Shortcut: Ctrl/Cmd + Shift + M to get %>%

There are numerous ways to subset a data frame.

# Similarly with rows
# Return row 2 as a single row data frame
df_1[2, ]

# Return row 2-3 as a two row data frame 
df_1[2:3, ]

# Return cell in row 2 column 1
df_1[2, 1]

Let’s create a new column named “D”:

# Create a new column "D" that is the sum of A and B
df_1$D <- df_1$A + df_1$B

# is the same as
df_1 <- df_1 %>% mutate(D = A + B)

Reading data

Data is often imported from external files, such as .csv files. Let’s consider an example. If you haven’t done so already, download the tut_materials.zip file using this link. Extract the files in the .zip folder and copy the data folder into your working directory.

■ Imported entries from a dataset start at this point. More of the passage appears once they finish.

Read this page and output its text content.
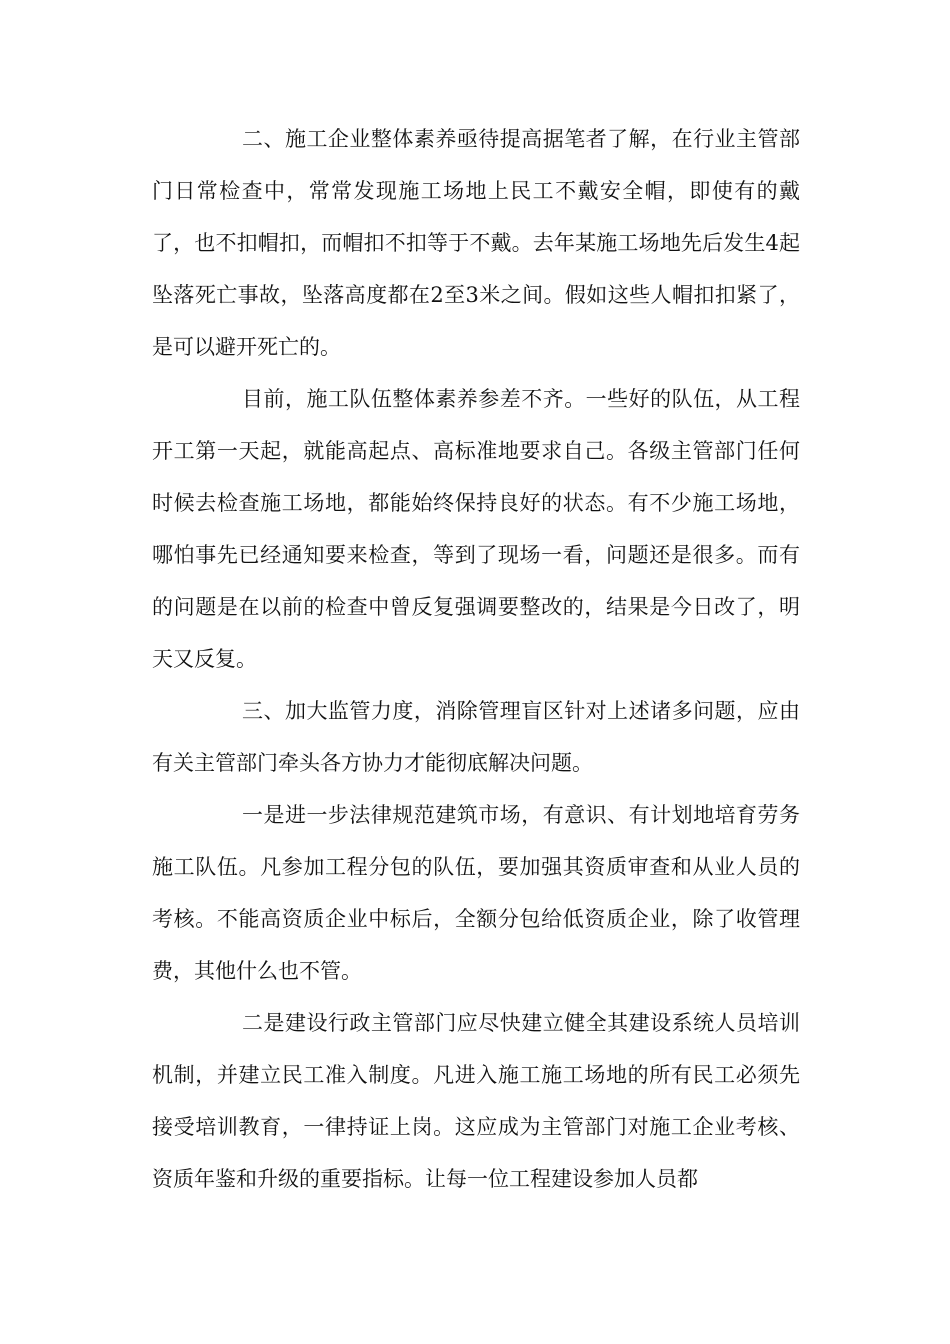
二、施工企业整体素养亟待提高据笔者了解，在行业主管部门日常检查中，常常发现施工场地上民工不戴安全帽，即使有的戴了，也不扣帽扣，而帽扣不扣等于不戴。去年某施工场地先后发生4起坠落死亡事故，坠落高度都在2至3米之间。假如这些人帽扣扣紧了，是可以避开死亡的。

目前，施工队伍整体素养参差不齐。一些好的队伍，从工程开工第一天起，就能高起点、高标准地要求自己。各级主管部门任何时候去检查施工场地，都能始终保持良好的状态。有不少施工场地，哪怕事先已经通知要来检查，等到了现场一看，问题还是很多。而有的问题是在以前的检查中曾反复强调要整改的，结果是今日改了，明天又反复。

三、加大监管力度，消除管理盲区针对上述诸多问题，应由有关主管部门牵头各方协力才能彻底解决问题。

一是进一步法律规范建筑市场，有意识、有计划地培育劳务施工队伍。凡参加工程分包的队伍，要加强其资质审查和从业人员的考核。不能高资质企业中标后，全额分包给低资质企业，除了收管理费，其他什么也不管。

二是建设行政主管部门应尽快建立健全其建设系统人员培训机制，并建立民工准入制度。凡进入施工施工场地的所有民工必须先接受培训教育，一律持证上岗。这应成为主管部门对施工企业考核、资质年鉴和升级的重要指标。让每一位工程建设参加人员都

Instead of repeatedly reading the data from the source files, it is wise to create a data frame. Now, read the data from the Ireland_energy.csv file in the data folder using read.csv(), and create a data frame called ire_energy with an assignment operator. The data represents Ireland’s energy consumption data for 1980-2018.

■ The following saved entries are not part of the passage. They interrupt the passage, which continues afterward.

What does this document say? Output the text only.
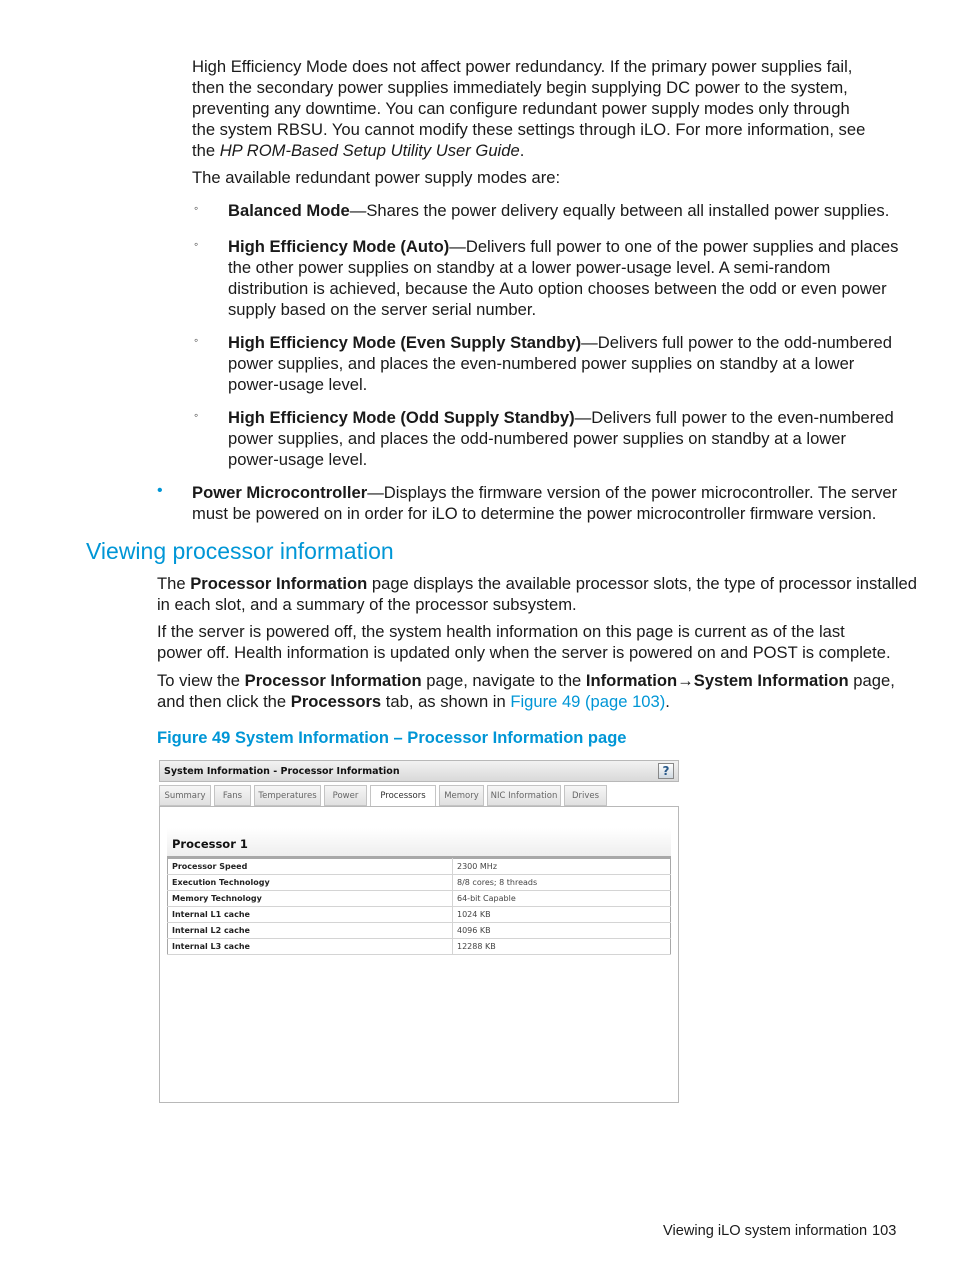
High Efficiency Mode does not affect power redundancy. If the primary power supplies fail,
then the secondary power supplies immediately begin supplying DC power to the system,
preventing any downtime. You can configure redundant power supply modes only through
the system RBSU. You cannot modify these settings through iLO. For more information, see
the HP ROM-Based Setup Utility User Guide.
The available redundant power supply modes are:
◦ Balanced Mode—Shares the power delivery equally between all installed power supplies.
◦ High Efficiency Mode (Auto)—Delivers full power to one of the power supplies and places
the other power supplies on standby at a lower power-usage level. A semi-random
distribution is achieved, because the Auto option chooses between the odd or even power
supply based on the server serial number.
◦ High Efficiency Mode (Even Supply Standby)—Delivers full power to the odd-numbered
power supplies, and places the even-numbered power supplies on standby at a lower
power-usage level.
◦ High Efficiency Mode (Odd Supply Standby)—Delivers full power to the even-numbered
power supplies, and places the odd-numbered power supplies on standby at a lower
power-usage level.
• Power Microcontroller—Displays the firmware version of the power microcontroller. The server
must be powered on in order for iLO to determine the power microcontroller firmware version.
Viewing processor information
The Processor Information page displays the available processor slots, the type of processor installed
in each slot, and a summary of the processor subsystem.
If the server is powered off, the system health information on this page is current as of the last
power off. Health information is updated only when the server is powered on and POST is complete.
To view the Processor Information page, navigate to the Information→System Information page,
and then click the Processors tab, as shown in Figure 49 (page 103).
Figure 49 System Information – Processor Information page
System Information - Processor Information	?
Summary	Fans	Temperatures	Power	Processors	Memory	NIC Information	Drives
Processor 1
Processor Speed	2300 MHz
Execution Technology	8/8 cores; 8 threads
Memory Technology	64-bit Capable
Internal L1 cache	1024 KB
Internal L2 cache	4096 KB
Internal L3 cache	12288 KB
Viewing iLO system information 103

ire_energy <- read.csv(file = "data/Ireland_energy.csv", header = TRUE)
# The "file" argument refers to the relative file path from your root directory
# The "header" argument is set to true because the .csv file contains column headings

Do the same for a corresponding file containing data on Ireland’s population from Ireland_population.csv, and create a data frame called ire_pop.

ire_pop <- read.csv("data/Ireland_population.csv")
# Sometimes it's unnecessary to spell out the arguments
When calling your function, access the tip with Ctrl/Cmd + Space. Note the potential arguments for the particular function and some arguments’ default settings, e.g., header = TRUE.

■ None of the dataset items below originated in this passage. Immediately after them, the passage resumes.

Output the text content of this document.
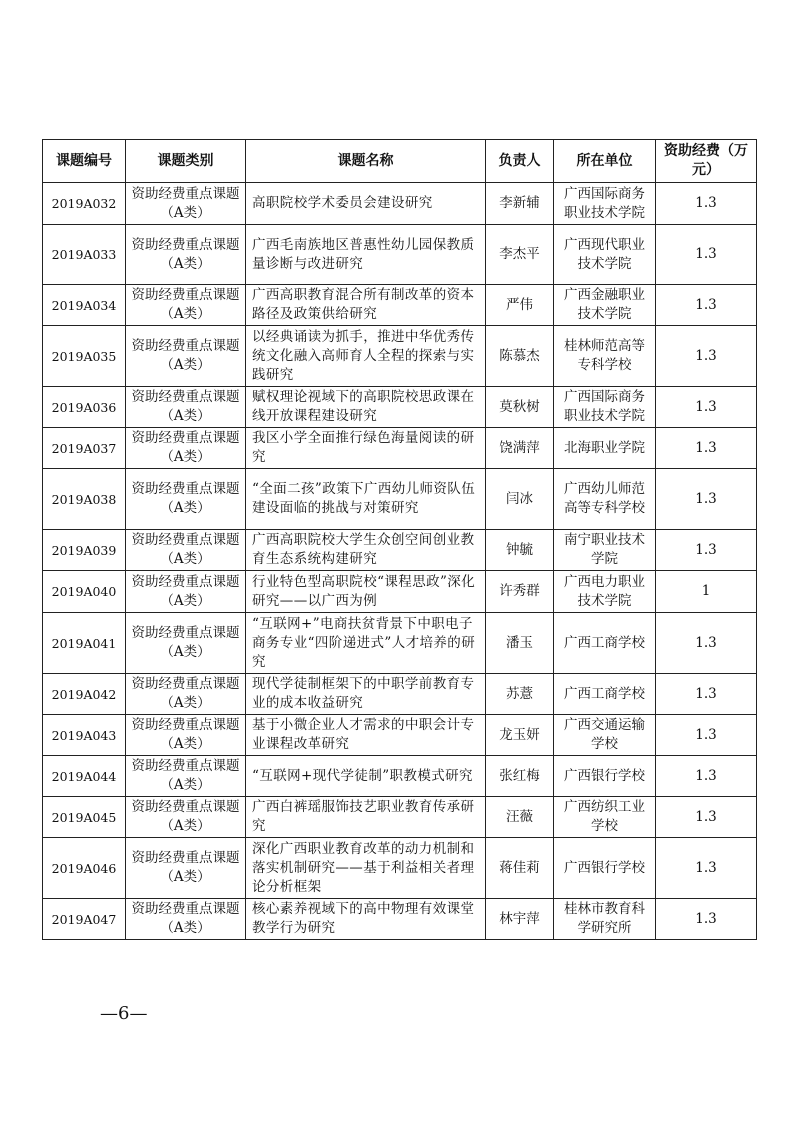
课题编号	课题类别	课题名称	负责人	所在单位	资助经费（万元）
2019A032	资助经费重点课题（A类）	高职院校学术委员会建设研究	李新辅	广西国际商务职业技术学院	1.3
2019A033	资助经费重点课题（A类）	广西毛南族地区普惠性幼儿园保教质量诊断与改进研究	李杰平	广西现代职业技术学院	1.3
2019A034	资助经费重点课题（A类）	广西高职教育混合所有制改革的资本路径及政策供给研究	严伟	广西金融职业技术学院	1.3
2019A035	资助经费重点课题（A类）	以经典诵读为抓手，推进中华优秀传统文化融入高师育人全程的探索与实践研究	陈慕杰	桂林师范高等专科学校	1.3
2019A036	资助经费重点课题（A类）	赋权理论视域下的高职院校思政课在线开放课程建设研究	莫秋树	广西国际商务职业技术学院	1.3
2019A037	资助经费重点课题（A类）	我区小学全面推行绿色海量阅读的研究	饶满萍	北海职业学院	1.3
2019A038	资助经费重点课题（A类）	“全面二孩”政策下广西幼儿师资队伍建设面临的挑战与对策研究	闫冰	广西幼儿师范高等专科学校	1.3
2019A039	资助经费重点课题（A类）	广西高职院校大学生众创空间创业教育生态系统构建研究	钟毓	南宁职业技术学院	1.3
2019A040	资助经费重点课题（A类）	行业特色型高职院校“课程思政”深化研究——以广西为例	许秀群	广西电力职业技术学院	1
2019A041	资助经费重点课题（A类）	“互联网+”电商扶贫背景下中职电子商务专业“四阶递进式”人才培养的研究	潘玉	广西工商学校	1.3
2019A042	资助经费重点课题（A类）	现代学徒制框架下的中职学前教育专业的成本收益研究	苏薏	广西工商学校	1.3
2019A043	资助经费重点课题（A类）	基于小微企业人才需求的中职会计专业课程改革研究	龙玉妍	广西交通运输学校	1.3
2019A044	资助经费重点课题（A类）	“互联网+现代学徒制”职教模式研究	张红梅	广西银行学校	1.3
2019A045	资助经费重点课题（A类）	广西白裤瑶服饰技艺职业教育传承研究	汪薇	广西纺织工业学校	1.3
2019A046	资助经费重点课题（A类）	深化广西职业教育改革的动力机制和落实机制研究——基于利益相关者理论分析框架	蒋佳莉	广西银行学校	1.3
2019A047	资助经费重点课题（A类）	核心素养视域下的高中物理有效课堂教学行为研究	林宇萍	桂林市教育科学研究所	1.3
—6—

We now have two data frames. Take a peak at the first 5 observations in ire_energy and the last 5 observations in ire_pop with the following commands:

head(ire_energy, 5) # same as ire_energy[1:5, ]
tail(ire_pop, 5) # same as ire_pop[(nrow(ire_pop) - 4): nrow(ire_pop), ]

# skim() can provide useful overviews of data frames
skimr::skim(ire_pop)

Manipulating data

We can merge the two data frames on the basis of some common value, e.g. Year, to create a single one called ireland_df.

ireland_df <- merge(x = ire_energy, y = ire_pop, by.x = "Year", by.y = "Year") 
# merge() merges data frames x and y on the basis of some column
# by.x for x's column and by.y for y's column

Thereafter, create and save a new column called ln_energy_pc, representing the natural logarithm of Ireland’s per capita energy consumption.

ireland_df <- ireland_df %>% 
  mutate(ln_energy_pc = log(GJ/Population))
# You should recognise mutate() from before
# log()'s default setting implies natural logarithmic transformation

# Instead of tidyverse piping, you could have done this:
ireland_df <- mutate(.data = ireland_df, ln_energy_pc = log(GJ/Population))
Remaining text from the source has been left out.